9 Nisan 2011 Cumartesi

Kupa Üçlü, Otur Sıfır! Kozcu Beleştepe...



Skor 3-0...
Goller her gün gidecekleri yazılandan.
Asist Fernandes, o zaten gitti!
Guti çok kötü, Q7 büyüleyici.
Finale göz kırptık, Gençlerbirliği gelse bari...

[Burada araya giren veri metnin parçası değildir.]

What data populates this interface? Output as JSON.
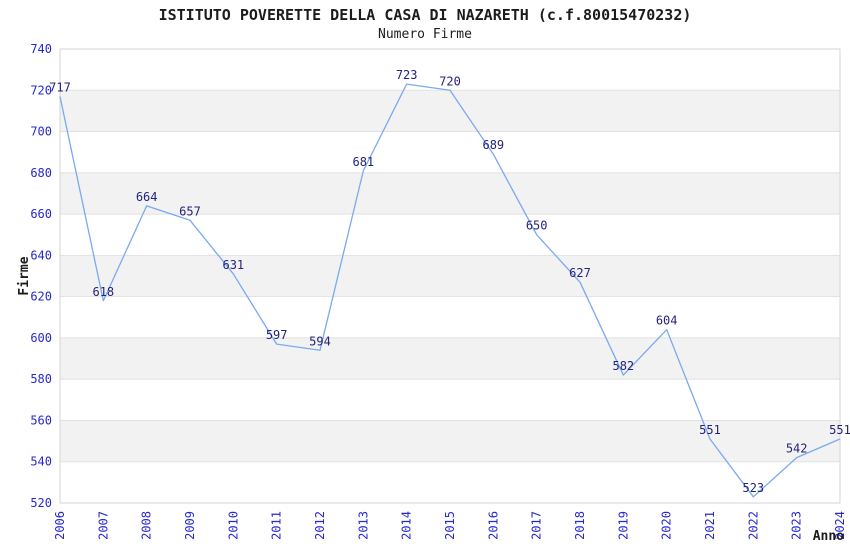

Beleştepe'den yükselen ses futbolcuların kulağına dokunmuş mudur bilemem ama televizyon başında olan benim ve benim gibi güzel siyah beyaz sevdalıların yüreğine o ses kesinlikle dokundu. En sevdiğim boksör Mayk Taysın, Ertuğrul sana stad kaysın minvalinden hareketle Dolmabahçe'nin en fiyakalı dolma mekanı iki gün önce gece görevini fazlasıyla yerine getirdi, doldu taştı, stad oldu kaydı! Nostaljinin buram buram koktuğu Beleştepe eskiden sezon öncesindeki açılışların pas geçilmeyen tribünüdür. 200-300 kişinin stadda yapılan Mexico dalgalanmasına riayet ettiğini gören gözlerin parmakları yazıyor bu satırları. Daha ne olsun! Seyircisiz ve bizim için keyifsiz maçın en güzel figürü olmayı başardılar, taa ki Simao Sabrosa dümeni eline alana dek...

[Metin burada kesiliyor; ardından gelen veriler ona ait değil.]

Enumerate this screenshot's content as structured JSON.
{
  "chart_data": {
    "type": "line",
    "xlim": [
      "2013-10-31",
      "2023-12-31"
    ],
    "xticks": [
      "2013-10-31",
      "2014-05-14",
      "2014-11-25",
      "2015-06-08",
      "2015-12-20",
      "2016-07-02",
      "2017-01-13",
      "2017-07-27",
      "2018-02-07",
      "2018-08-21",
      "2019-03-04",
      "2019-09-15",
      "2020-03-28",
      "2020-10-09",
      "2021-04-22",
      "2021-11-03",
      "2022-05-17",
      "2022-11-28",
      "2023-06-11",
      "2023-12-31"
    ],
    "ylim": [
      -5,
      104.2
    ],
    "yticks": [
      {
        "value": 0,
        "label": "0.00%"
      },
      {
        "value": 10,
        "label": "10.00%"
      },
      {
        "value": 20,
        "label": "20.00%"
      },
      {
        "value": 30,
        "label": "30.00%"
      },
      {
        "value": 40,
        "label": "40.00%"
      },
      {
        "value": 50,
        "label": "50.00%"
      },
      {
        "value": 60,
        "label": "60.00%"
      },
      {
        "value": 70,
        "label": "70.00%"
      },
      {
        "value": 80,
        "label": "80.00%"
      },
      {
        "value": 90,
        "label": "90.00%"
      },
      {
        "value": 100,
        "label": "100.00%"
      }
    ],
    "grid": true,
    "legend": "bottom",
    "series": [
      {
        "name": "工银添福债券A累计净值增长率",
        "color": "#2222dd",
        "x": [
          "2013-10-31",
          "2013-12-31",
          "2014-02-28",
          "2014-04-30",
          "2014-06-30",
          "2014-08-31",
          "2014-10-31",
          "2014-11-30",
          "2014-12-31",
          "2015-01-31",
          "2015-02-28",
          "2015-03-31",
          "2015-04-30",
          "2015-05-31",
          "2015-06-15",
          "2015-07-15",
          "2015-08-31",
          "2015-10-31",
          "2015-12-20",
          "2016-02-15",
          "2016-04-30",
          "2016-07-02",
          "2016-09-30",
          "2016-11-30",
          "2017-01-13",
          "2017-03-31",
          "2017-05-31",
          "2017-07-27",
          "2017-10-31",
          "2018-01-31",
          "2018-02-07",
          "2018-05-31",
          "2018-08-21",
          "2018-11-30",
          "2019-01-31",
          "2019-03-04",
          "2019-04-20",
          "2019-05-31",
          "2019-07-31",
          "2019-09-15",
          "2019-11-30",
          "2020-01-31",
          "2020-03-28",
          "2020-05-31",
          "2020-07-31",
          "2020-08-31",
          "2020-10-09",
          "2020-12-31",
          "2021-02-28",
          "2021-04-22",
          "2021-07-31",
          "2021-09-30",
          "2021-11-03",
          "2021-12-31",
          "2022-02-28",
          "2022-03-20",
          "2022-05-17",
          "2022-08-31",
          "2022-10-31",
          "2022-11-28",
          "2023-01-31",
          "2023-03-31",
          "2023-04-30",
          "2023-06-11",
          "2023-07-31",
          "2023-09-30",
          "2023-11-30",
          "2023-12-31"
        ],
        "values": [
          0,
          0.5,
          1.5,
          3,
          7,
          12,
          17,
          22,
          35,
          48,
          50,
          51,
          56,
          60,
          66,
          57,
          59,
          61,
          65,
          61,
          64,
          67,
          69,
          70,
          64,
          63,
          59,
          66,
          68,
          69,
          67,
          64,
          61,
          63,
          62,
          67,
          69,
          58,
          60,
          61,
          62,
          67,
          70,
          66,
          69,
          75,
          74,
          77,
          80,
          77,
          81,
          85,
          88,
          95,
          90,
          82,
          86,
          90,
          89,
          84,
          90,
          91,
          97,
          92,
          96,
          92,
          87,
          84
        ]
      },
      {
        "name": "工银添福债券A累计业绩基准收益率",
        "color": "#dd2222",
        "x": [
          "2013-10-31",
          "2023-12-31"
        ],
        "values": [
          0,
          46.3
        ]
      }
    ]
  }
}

3-0 kazanılan bir maçın en iyi oyuncusu Rüştü ise... diye başlayan klasik spor ve skor yazarı klişelerine girişmeden, ilk yarıyı at çöpe, ne atak var ne pozisyon ne de mücadele, dalga dalga gelen Antep baklavalarına karşı ''Benim şekerim var, olmaz'' diyen Rüştü Reçber bile, Toramansal şartlar, Ernstsel hareketler ve Ziraat Bankası Portekiz Şubesi finalde... İbb maçında attı, Sivas maçında barajdan döndü, dün yine yazdı. Simao iyi oyuncu, orta yapar, çalım atar, fulelidir, asist yapar. Ama aklı sahada olursa. Vardır rahmetli babası ve karısı ile problemleri, olsun. Bu maçtaki gibi olsun, gözlerimiz kanat oyuncusu görsün. Simao Usta; büyük geçmiş olsun, Allah rahmet eylesin ve Allah senden razı olsun... Ricardo Quaresma denilen büyücü böyle istedi, böyle oldu. Kaç faul yapıldı ben saymadım, doktorlar bu sabah saymışlardır. Buna rağmen sol kanattaki El Yasa saçıyla başıyla uğraşmayacaktır bundan sonra, jübilesi yakındır. Nasıl bir adam geçmedir o ki, daha da önemlisi istemesi, yılmaması, Tolunay ve ekibinin vur emrine direnmesi ve karşılığında hiç gol ve hiç asist ile maçı tamamlayıp finali getiren adam olması. Ne güzel. Guti krediden yedi, Almeida'nın ters kafası krediyi arttırdı, Aurellio ne etlüye ne sütlüye, Necip her yerde, Hilbert çakılı, hakem Çakıcı, Tayfur yapıcı ve Beşiktaş iç açıcı...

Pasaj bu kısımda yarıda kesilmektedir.